R – Esa idea de escribir el tiempo estaba consciente desde hace mucho. Me parecía un desafío interesante y los desafíos me motivan a escribir. En general, cuando uno escribe narrativa, sobre todo pensando en el mundo del cuento que es más comprimido, o buena parte de lo que ocurre en un cuento tiene que significar, casi siempre se está pensando en conflictos. En que pasen cosas y esas cosas sean decisivas en la vida de los personajes, que cambien las acciones, que generen consecuencias. Porque sucedió A pasa B y porque sucedió B vas a llegar a C. Entonces, desde hace mucho pensaba cómo narrar el tiempo, el paso del tiempo, sin que necesariamente pasaran cosas.


P – Ese tiempo transcurre en el relato de un narrador que decide refugiarse solo en un campo.

R – Me interesaba también pensar en la soledad. Los personajes solitarios siempre me obsesionaron. En mi libro anterior, “Las liebres”, hay un cuento protagonizado por una especie de ermitaño que vive solo en la montaña. Y mientras escribía ese cuento pensaba: ¿Qué hace todo el día la gente que vive sola en el medio de la montaña o de la selva? Porque en la ciudad uno puede ver gente, salir a tomar un café, caminar, aunque no estés en contacto con otros hay zonas de convivencia. Me daba curiosidad pensar cómo será el día de una persona que está sola durante mucho tiempo. Esa presencia estuvo ahí primero y fue la que empezó a empujar ciertas zonas del texto, sobre todo las que tienen que ver con la huerta, el paisaje.

P – Y lo que espera el personaje es serenarse con la quietud de la llanura. Es curioso porque es un escritor ¿lo contiene más la naturaleza que el lenguaje?
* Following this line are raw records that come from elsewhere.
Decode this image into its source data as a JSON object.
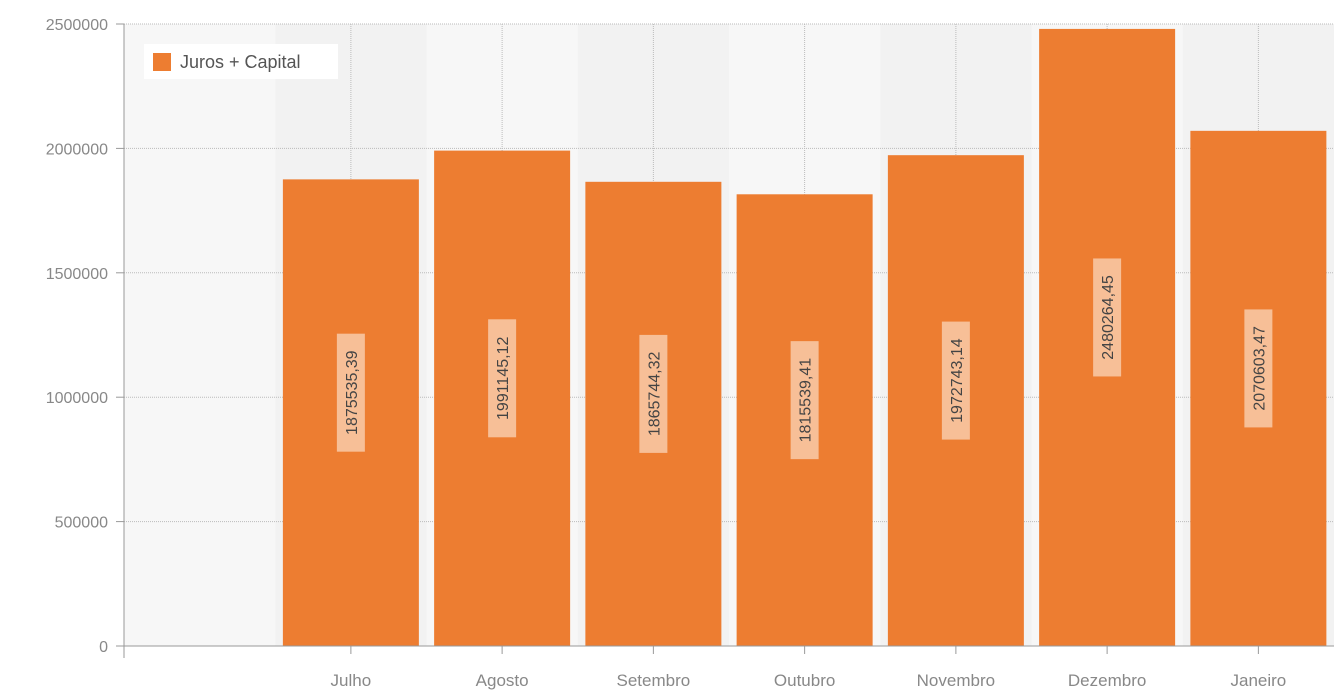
{
  "chart_data": {
    "type": "bar",
    "categories": [
      "Julho",
      "Agosto",
      "Setembro",
      "Outubro",
      "Novembro",
      "Dezembro",
      "Janeiro"
    ],
    "series": [
      {
        "name": "Juros + Capital",
        "values": [
          1875535.39,
          1991145.12,
          1865744.32,
          1815539.41,
          1972743.14,
          2480264.45,
          2070603.47
        ],
        "labels": [
          "1875535,39",
          "1991145,12",
          "1865744,32",
          "1815539,41",
          "1972743,14",
          "2480264,45",
          "2070603,47"
        ],
        "color": "#ed7d31"
      }
    ],
    "yticks": [
      "0",
      "500000",
      "1000000",
      "1500000",
      "2000000",
      "2500000"
    ],
    "ylim": [
      0,
      2500000
    ],
    "grid": true,
    "legend_position": "top-left"
  }
}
R – El lenguaje a veces es tramposo. Trabajar con el lenguaje es pensar todo el tiempo. Y hay muchos momentos de nuestra vida donde ansiamos no pensar sino aquietar los pensamientos, salir de ese remolino de palabras que se arman en la mente. Mucha gente encuentra salidas a este tipo de remolino en hacer deporte, salir a correr, laborterapia, pintar mandalas, hacer cerámica, cosas que de alguna silencian este rumiar permanente de la mente. Cuando uno trabaja con el lenguaje y una de las cosas que más te gusta hacer es escribir, justamente, por lo menos a mí a veces me pasa, se exacerba ese estado mental del que querés salir. A veces las palabras pueden armar deslizamientos que se transforman en pequeñas trampas, o pequeños loops, y uno queda ahí varado. Me parecía interesante que para el personaje las posibles salidas fueran el trabajo físico en la huerta y, por otro lado, el paisaje, esa especie de quietud.